Nous quittâmes le banc de pierre, et mon ami, revenant à sa première idée, me dit : — D’où vient donc que les hommes (et moi tout le premier en dépit de moi-même) sont si jaloux des dons de l’intelligence ? Pourquoi ceux-là seuls obtiennent-ils des couronnes immortelles, sans le secours d’aucune vertu, tandis que la plus pure honnêteté, la bonté la plus tendre demeurent ensevelies dans l’oubli, si le génie ou le talent ne les accompagne ? Sais-tu que cela est triste et prouverait à des ames chancelantes que la vertu est peine perdue ici-bas ? — Si tu la considères comme une peine, lui répondis-je, c’est en effet une peine perdue. Mais n’est-ce pas une nécessité douce, une condition de l’existence, dans les cœurs qui l’ont comprise de bonne heure et de bonne foi ? Les hommes la paient d’ingratitude, parce que les hommes sont bornés, crédules, oisifs, parce que l’attrait de la curiosité l’emporte chez eux sur le sentiment de la reconnaissance et sur l’amour de la vérité ; mais, en servant l’humanité, n’est-ce pas de Dieu seul qu’il faut espérer sa récompense ? Travailler pour les hommes dans le seul but d’être porté en triomphe, c’est agir en vue de sa propre vanité, et cette sorte d’émulation doit s’éteindre et se perdre dès les premiers mécomptes qu’elle rencontre. N’attendons jamais rien pour nous-mêmes quand nous entrons dans cette route aride du dévouement. Tâchons d’avoir assez de sensibilité pour pleurer et pour jouir seuls de nos revers et de nos succès. Que notre propre cœur nous suffise, que Dieu le renouvelle et le fortifie quand il commence à s’épuiser !

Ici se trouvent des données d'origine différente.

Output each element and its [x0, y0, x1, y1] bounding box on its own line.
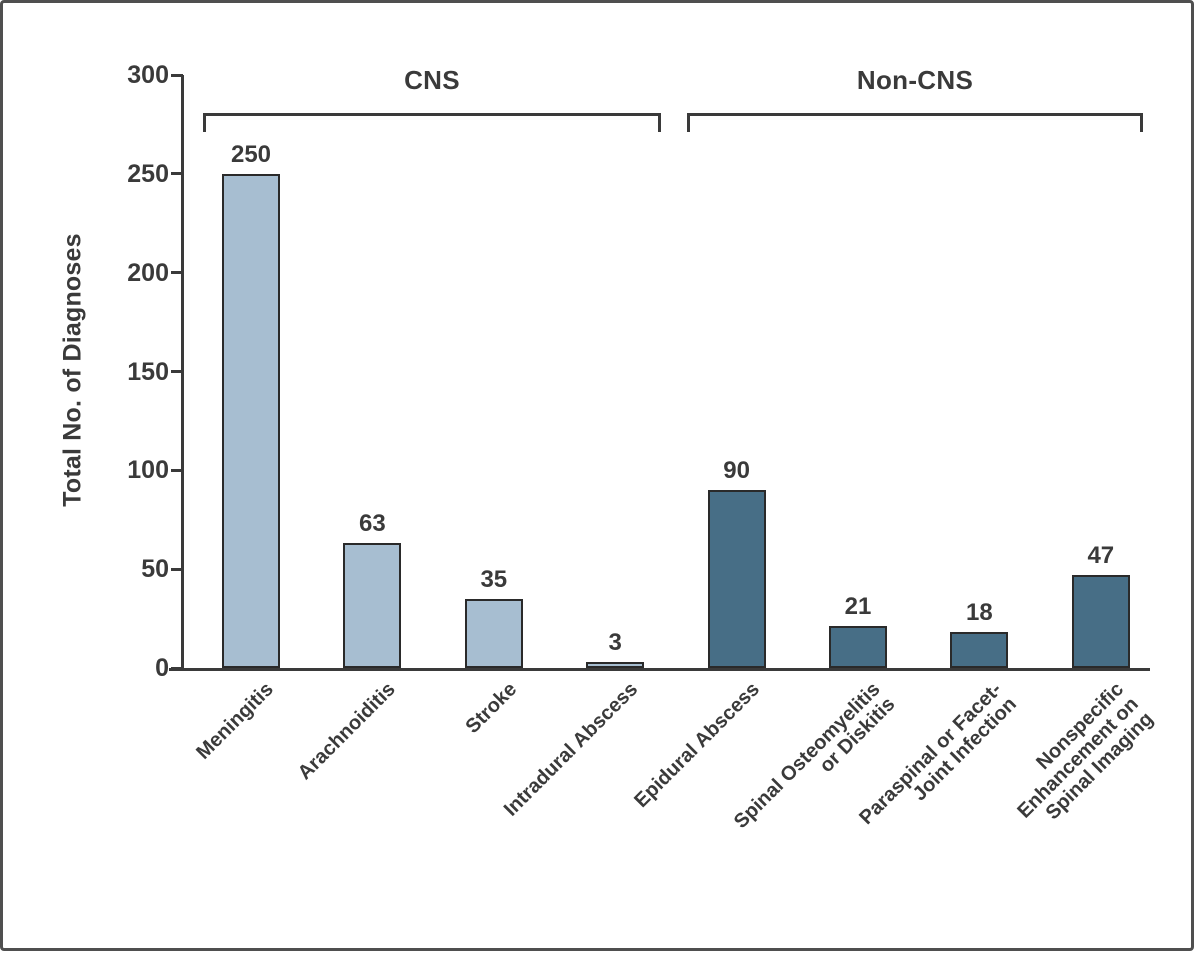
bar — [829, 626, 887, 668]
cns-group-label: CNS — [404, 65, 460, 95]
y-tick-mark — [171, 666, 183, 670]
bar-value-label: 47 — [1087, 542, 1115, 570]
x-axis-line — [169, 668, 1150, 671]
bar-value-label: 63 — [359, 510, 386, 538]
cns-bracket-right-tick — [658, 116, 661, 132]
y-tick-label: 100 — [127, 456, 169, 485]
bar — [950, 632, 1009, 668]
x-category-label: Arachnoiditis — [293, 678, 400, 785]
y-tick-mark — [171, 73, 183, 77]
bar — [1071, 575, 1130, 668]
non-cns-bracket-right-tick — [1140, 116, 1143, 132]
x-category-label-line: Intradural Abscess — [499, 678, 643, 821]
y-tick-mark — [171, 271, 183, 275]
bar-value-label: 18 — [966, 599, 993, 627]
non-cns-group-label: Non-CNS — [856, 65, 974, 95]
x-category-label-line: Arachnoiditis — [293, 678, 400, 785]
y-tick-label: 50 — [141, 555, 169, 584]
y-axis-line — [181, 75, 184, 671]
bar-value-label: 3 — [608, 629, 622, 657]
bar — [707, 490, 766, 668]
x-category-label: Meningitis — [192, 678, 278, 764]
y-tick-label: 150 — [127, 357, 169, 386]
bar — [464, 598, 523, 668]
x-category-label: Intradural Abscess — [499, 678, 643, 821]
x-category-label-line: Joint Infection — [908, 693, 1022, 806]
bar-chart: Total No. of Diagnoses 0 50 100 150 200 250 30… — [3, 3, 1191, 948]
bar-value-label: 35 — [480, 565, 508, 593]
bar — [586, 662, 645, 668]
y-tick-label: 0 — [155, 654, 169, 682]
y-tick-mark — [171, 567, 183, 571]
y-tick-mark — [171, 468, 183, 472]
non-cns-bracket-left-tick — [687, 116, 690, 132]
y-tick-label: 200 — [127, 258, 169, 287]
x-category-label: Epidural Abscess — [629, 678, 764, 813]
bar-value-label: 90 — [723, 457, 750, 485]
y-tick-label: 250 — [127, 159, 169, 188]
cns-bracket-left-tick — [203, 116, 206, 132]
x-category-label-line: Stroke — [461, 678, 521, 738]
y-tick-label: 300 — [127, 61, 169, 89]
y-axis-title: Total No. of Diagnoses — [58, 233, 87, 507]
x-category-label-line: Meningitis — [192, 678, 278, 764]
x-category-label-line: Epidural Abscess — [629, 678, 764, 813]
x-category-label: Nonspecific Enhancement on Spinal Imaging — [999, 678, 1157, 837]
bar — [343, 543, 402, 668]
x-category-label: Stroke — [461, 678, 521, 738]
non-cns-bracket — [687, 113, 1143, 132]
bar-value-label: 250 — [230, 140, 272, 168]
cns-bracket — [203, 113, 661, 132]
y-tick-mark — [171, 172, 183, 176]
bar-value-label: 21 — [844, 593, 872, 621]
bar — [222, 173, 280, 668]
y-tick-mark — [171, 370, 183, 373]
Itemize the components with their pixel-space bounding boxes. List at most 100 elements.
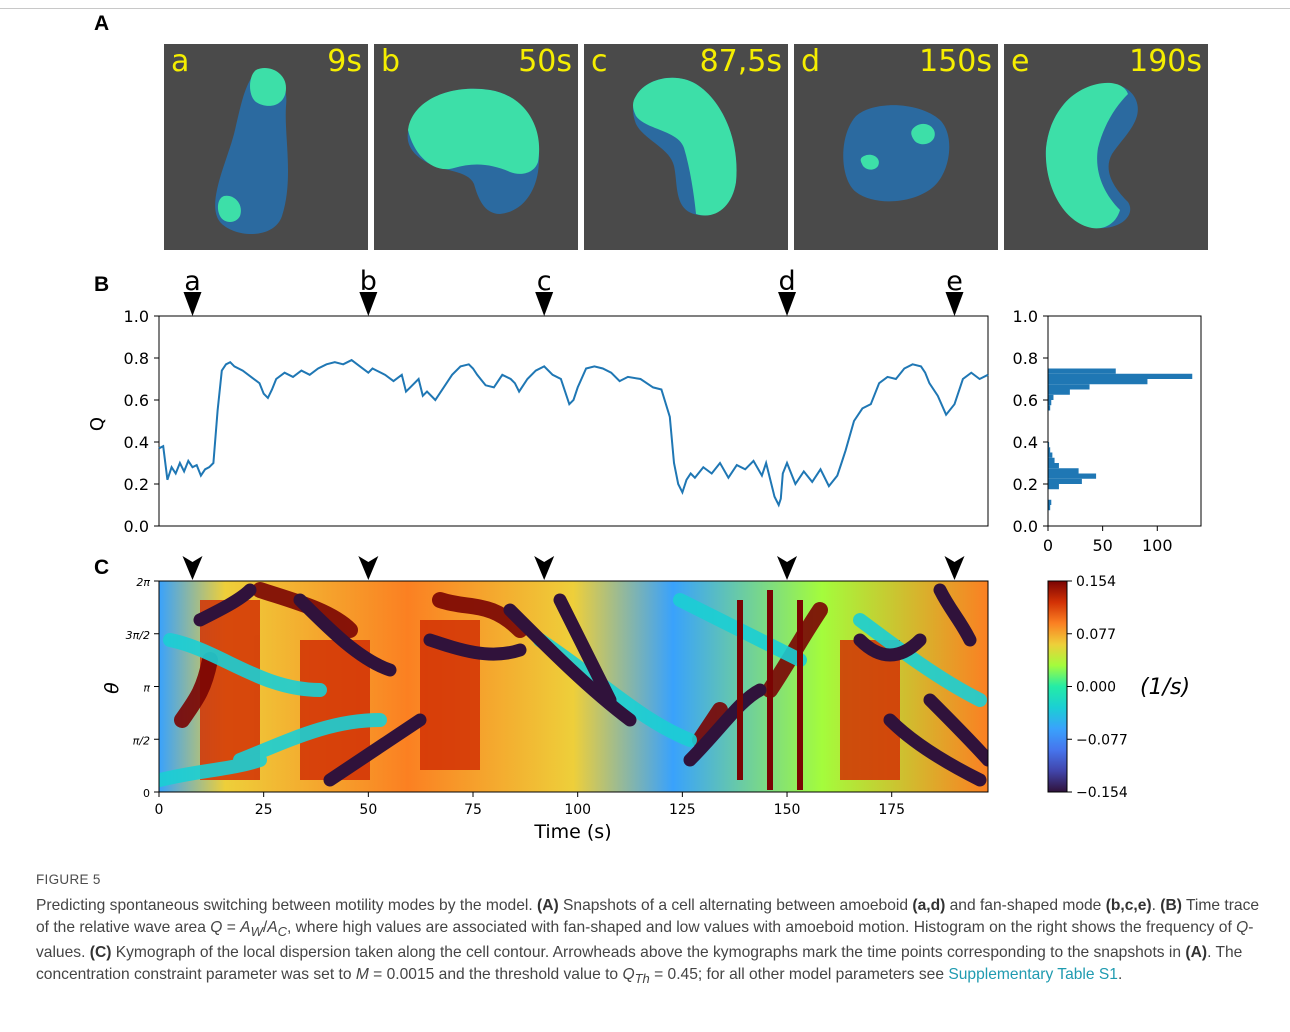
caption-fragment: . [1151, 897, 1161, 914]
caption-fragment: . The concentration constraint parameter… [36, 944, 1243, 983]
kymo-x-tick-label: 125 [669, 802, 696, 818]
colorbar-tick-label: −0.077 [1076, 732, 1128, 748]
caption-fragment: C [277, 923, 287, 939]
hist-bar [1048, 373, 1193, 379]
marker-arrowhead [945, 292, 964, 316]
snapshot-time-e: 190s [1129, 44, 1202, 79]
figure-title: FIGURE 5 [36, 872, 101, 887]
snapshot-letter-c: c [591, 44, 608, 79]
hist-bar [1048, 478, 1082, 484]
snapshot-e: e 190s [1004, 44, 1208, 250]
cell-shape-a [215, 68, 289, 235]
hist-bar [1048, 463, 1059, 469]
hist-bar [1048, 457, 1055, 463]
y-tick-label: 1.0 [124, 307, 149, 326]
colorbar-unit: (1/s) [1140, 675, 1190, 700]
kymo-y-tick-label: π [143, 682, 150, 695]
kymo-marker-arrowhead [358, 556, 379, 580]
hist-bar [1048, 442, 1050, 448]
kymo-x-tick-label: 150 [774, 802, 801, 818]
caption-fragment: M [355, 965, 369, 983]
caption-fragment: Q [622, 965, 635, 983]
caption-fragment: Q [1236, 918, 1249, 936]
colorbar-frame [1047, 580, 1068, 793]
cell-shape-d [843, 105, 950, 202]
colorbar-tick-label: 0.154 [1076, 574, 1116, 590]
hist-bar [1048, 389, 1070, 395]
caption-fragment: = [222, 918, 241, 936]
caption-fragment: and fan-shaped mode [945, 897, 1106, 914]
snapshot-time-a: 9s [327, 44, 362, 79]
snapshot-a: a 9s [164, 44, 368, 250]
hist-bar [1048, 368, 1116, 374]
hist-y-tick-label: 1.0 [1013, 307, 1038, 326]
kymo-x-tick-label: 0 [155, 802, 164, 818]
kymo-x-tick-label: 75 [464, 802, 482, 818]
cell-shape-e [1045, 82, 1138, 229]
kymo-x-tick-label: 25 [255, 802, 273, 818]
hist-y-tick-label: 0.6 [1013, 391, 1038, 410]
hist-y-tick-label: 0.4 [1013, 433, 1038, 452]
hist-bar [1048, 473, 1097, 479]
caption-fragment: Q [210, 918, 223, 936]
figure-caption: FIGURE 5 Predicting spontaneous switchin… [36, 872, 1266, 989]
colorbar-tick-label: 0.000 [1076, 680, 1116, 696]
caption-fragment: (A) [537, 897, 559, 914]
supplementary-link[interactable]: Supplementary Table S1 [948, 965, 1118, 983]
cell-shape-b [407, 88, 540, 214]
caption-fragment: (A) [1185, 944, 1208, 962]
snapshot-letter-e: e [1011, 44, 1030, 79]
y-tick-label: 0.0 [124, 517, 149, 536]
snapshot-letter-d: d [801, 44, 821, 79]
marker-label-c: c [537, 266, 552, 297]
y-tick-label: 0.4 [124, 433, 149, 452]
colorbar-gradient [1048, 581, 1067, 792]
marker-arrowhead [359, 292, 378, 316]
hist-bar [1048, 452, 1053, 458]
hist-bar [1048, 484, 1059, 490]
kymo-y-tick-label: 0 [143, 787, 150, 800]
caption-fragment: (a,d) [912, 897, 946, 914]
panel-label-a: A [94, 12, 110, 35]
hist-bar [1048, 505, 1051, 511]
hist-bar [1048, 405, 1051, 411]
colorbar: 0.154 0.077 0.000 −0.077 −0.154 (1/s) [1047, 574, 1190, 801]
kymo-marker-arrowhead [944, 556, 965, 580]
marker-label-d: d [778, 266, 795, 297]
kymograph: 0 25 50 75 100 125 150 175 0 π/2 π 3π/2 2π θ Time (s) [101, 556, 989, 843]
kymo-x-tick-label: 50 [359, 802, 377, 818]
figure-canvas: 0.0 0.2 0.4 0.6 0.8 1.0 Qa b c d e 0.0 0.2 0.4 0.6 0.8… [87, 266, 1202, 843]
kymo-x-axis-label: Time (s) [533, 821, 611, 843]
y-axis-label: Q [87, 417, 108, 431]
caption-fragment: = 0.0015 and the threshold value to [368, 965, 623, 983]
hist-bar [1048, 394, 1054, 400]
y-tick-label: 0.2 [124, 475, 149, 494]
kymo-y-tick-label: π/2 [133, 734, 150, 747]
snapshot-time-d: 150s [919, 44, 992, 79]
hist-x-tick-label: 50 [1092, 536, 1112, 555]
q-histogram: 0.0 0.2 0.4 0.6 0.8 1.0 0 50 100 [1013, 307, 1202, 555]
caption-fragment: (B) [1160, 897, 1182, 914]
caption-fragment: = 0.45; for all other model parameters s… [649, 965, 949, 983]
q-series-line [158, 358, 989, 508]
kymo-marker-arrowhead [777, 556, 798, 580]
snapshot-time-c: 87,5s [699, 44, 782, 79]
kymo-y-axis-label: θ [101, 682, 123, 694]
hist-bar [1048, 400, 1052, 406]
caption-fragment: . [1117, 965, 1123, 983]
marker-arrowhead [778, 292, 797, 316]
panel-label-c: C [94, 556, 110, 579]
caption-text: Predicting spontaneous switching between… [36, 895, 1266, 989]
marker-label-e: e [946, 266, 963, 297]
caption-fragment: (C) [89, 944, 112, 962]
hist-x-tick-label: 0 [1043, 536, 1053, 555]
cell-shape-c [633, 77, 737, 216]
caption-fragment: , where high values are associated with … [286, 918, 1237, 936]
marker-label-b: b [360, 266, 377, 297]
caption-fragment: Snapshots of a cell alternating between … [558, 897, 913, 914]
snapshot-time-b: 50s [518, 44, 572, 79]
snapshot-d: d 150s [794, 44, 998, 250]
snapshot-b: b 50s [374, 44, 578, 250]
hist-bar [1048, 499, 1052, 505]
y-tick-label: 0.8 [124, 349, 149, 368]
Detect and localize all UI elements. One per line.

— Pourtant, je t’avoue, me dit mon ami en suivant en lui-même le fil de sa rêverie, que je ne puis pas me défendre d’aimer ce Bonaparte, ce fléau de premier ordre devant l’ombre duquel tous les fléaux secondaires, mis en cendre par lui, paraissent désormais si petits et si peu méchans. C’était un grand tueur d’hommes, mais un grand charpentier, un hardi bâtisseur de sociétés. Un conquérant, hélas, oui ! mais un législateur ! Cela ne répare-t-il point les maux de la destruction ? Faire des lois, n’est-ce pas un plus grand bien que tuer des hommes n’est un grand mal ? Il me semble voir un grand agriculteur, une divinité bienfaisante, Bacchus arrivant dans l’Inde, ou Cérès abordant en Sicile, armé du fer et du feu, aplanissant le sol, perçant les montagnes, renversant les hautes bruyères, brûlant les forêts, et semant sur tout cela, sur les débris et sur la cendre, des plantes nouvelles destinées à des hommes nouveaux, la vigne et le blé, des bienfaits inépuisables pour d’inépuisables générations.

— Il n’est pas prouvé, lui répondis-je, que ces lois soient durables ; mais, en admettant cela, je ne saurais aimer l’homme dont Dieu s’est servi comme d’une massue pour nous donner une nouvelle forme. J’ai été fasciné dans mon enfance, comme les autres, par la force et l’activité de cette machine à bouleversemens qu’on gratifie du titre de grand homme, ni plus ni moins que Jésus ou Moïse. Puisque la langue humaine ne sait pas distinguer les bienfaiteurs de l’humanité de ses fléaux, puisque l’épithète de bon est presque un terme de mépris, et que la même appellation de grand s’applique à un peintre, à un législateur, à un chef de soldats, à un musicien, à un dieu et à un comédien, à un diplomate et à un poète, à un empereur et à un moine, il est fort simple que les enfans, les femmes et le peuple ignorant s’y méprennent et se soient mis à crier : Vive Napoléon en 1810, avec autant d’enthousiasme qu’on en met aujourd’hui à Venise à crier : Vive le patriarche ! L’un faisait des veuves et des orphelins ; c’était un puissant monarque. L’autre nourrit la veuve et l’orphelin ; c’est un prêtre modeste. N’importe, tous deux sont de grands hommes.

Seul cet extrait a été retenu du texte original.